We all know certain pictures, like the mouth-watering shot of Cocoa Puffs on the box, are retouched to look better. But do you ever think about the shot of that bargain hotel you found through Google? Does it really have an ocean view, or is it just bordering a street called Ocean View?
Apparently, this is a fairly widespread issue, so much so that there’s an entire travel site devoted to giving you the unvarnished truth about your prospective accommodations. Hit up Oyster and they’ll give you what they promise is an unretouched shot of the hotel and the honest reviews of people who have stayed there.

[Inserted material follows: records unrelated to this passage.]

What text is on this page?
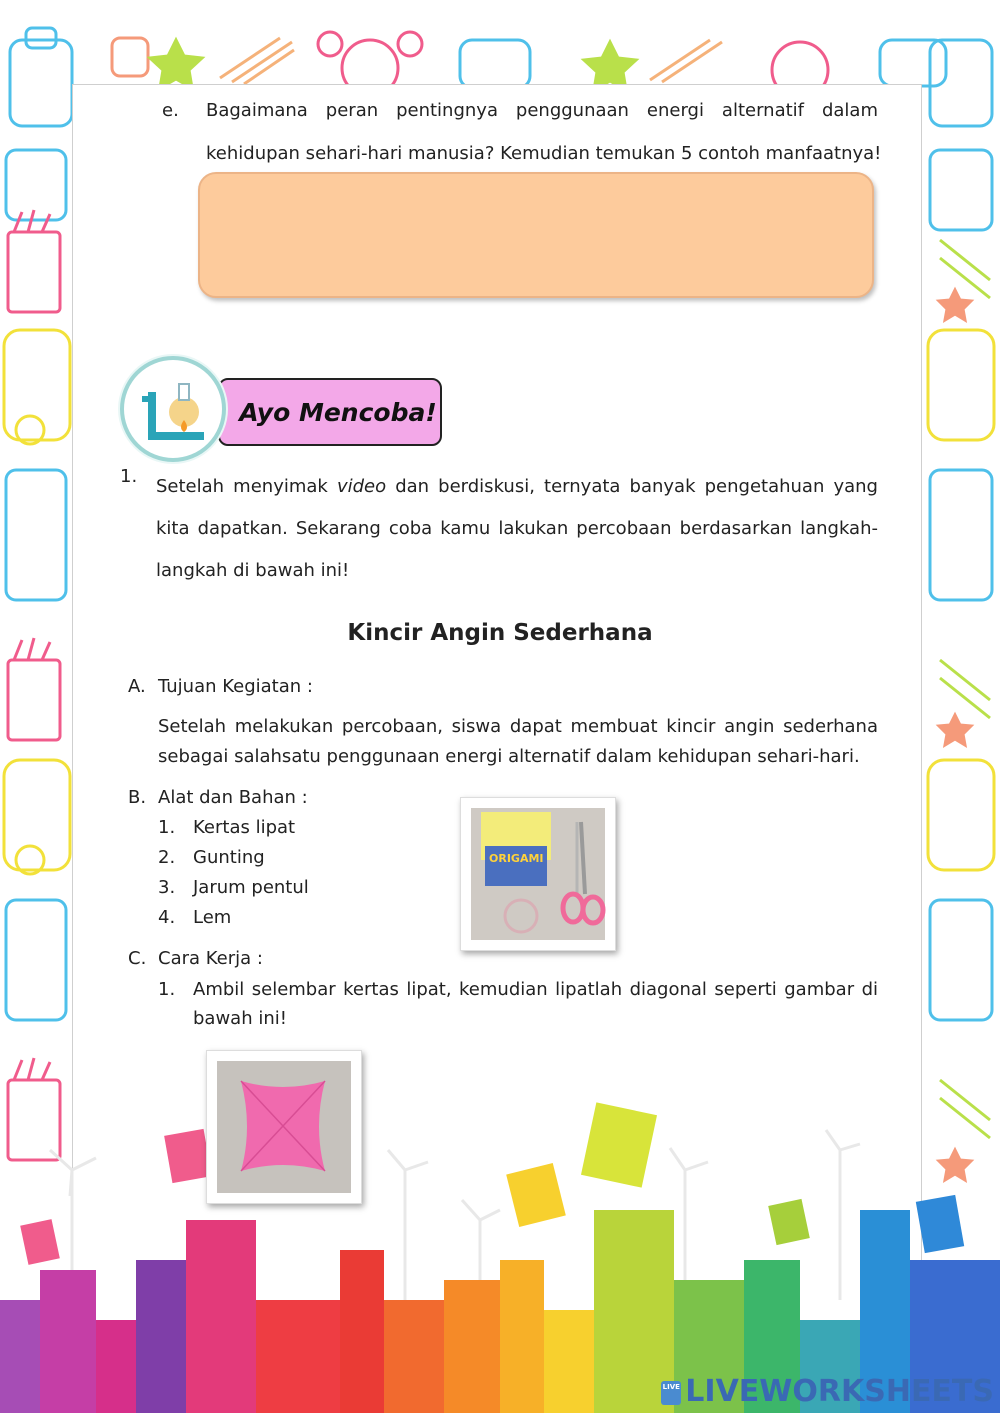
e. Bagaimana peran pentingnya penggunaan energi alternatif dalam
kehidupan sehari-hari manusia? Kemudian temukan 5 contoh manfaatnya!
Ayo Mencoba!
1. Setelah menyimak video dan berdiskusi, ternyata banyak pengetahuan yang kita dapatkan. Sekarang coba kamu lakukan percobaan berdasarkan langkah-langkah di bawah ini!
Kincir Angin Sederhana
A. Tujuan Kegiatan :
Setelah melakukan percobaan, siswa dapat membuat kincir angin sederhana
sebagai salahsatu penggunaan energi alternatif dalam kehidupan sehari-hari.
B. Alat dan Bahan :
1. Kertas lipat
2. Gunting
3. Jarum pentul
4. Lem
ORIGAMI
C. Cara Kerja :
1. Ambil selembar kertas lipat, kemudian lipatlah diagonal seperti gambar di
bawah ini!
LIVE LIVEWORKSHEETS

Now, we’ve all been burned by hotels that looked clean enough online but turned out to be pretty skeevy in person. And for hotels that really stretch the truth, like cropping unsightly power lines, or pretending there’s not six blocks to the beach, rightfully deserve to be taken to task for it. But in looking over the Businessweek slideshow, I was struck by how many people had issues with things that were, well, petty. Yes, the hotel probably did put fresh plants out before they photographed, and dressed up a coffee table with some fake books. Should you feel cheated they didn’t do that for you? My view is, it’s a hotel room, not a permanent residence. But then again, my bar is pretty low. If I don’t have to call the police on the room next door to me, I’m happy.

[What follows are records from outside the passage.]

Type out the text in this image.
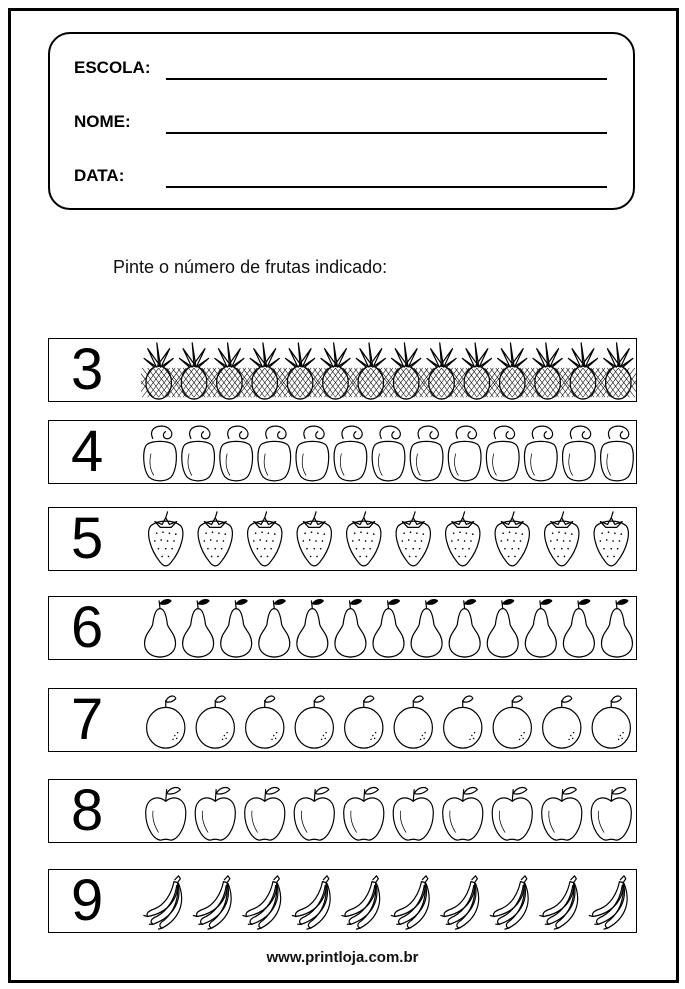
ESCOLA:
NOME:
DATA:
Pinte o número de frutas indicado:
3
4
5
6
7
8
9
www.printloja.com.br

It’s funny, though, because until I read the Businessweek article it never crossed my mind that airbrushing and photoshopping would be such a big deal in the tourism industry. It makes sense, especially when price and the picture on Hotels.com may be the only determining factors for consumers shopping around. Also, I’m clearly in the wrong business, if photographers can charge up to $30,000 to make that thumbnail shot look better!
Do you hold hotels (or any other destination) to the standard you see in their pictures, or do you assume there’s some wiggle room in the age of point, click, redo?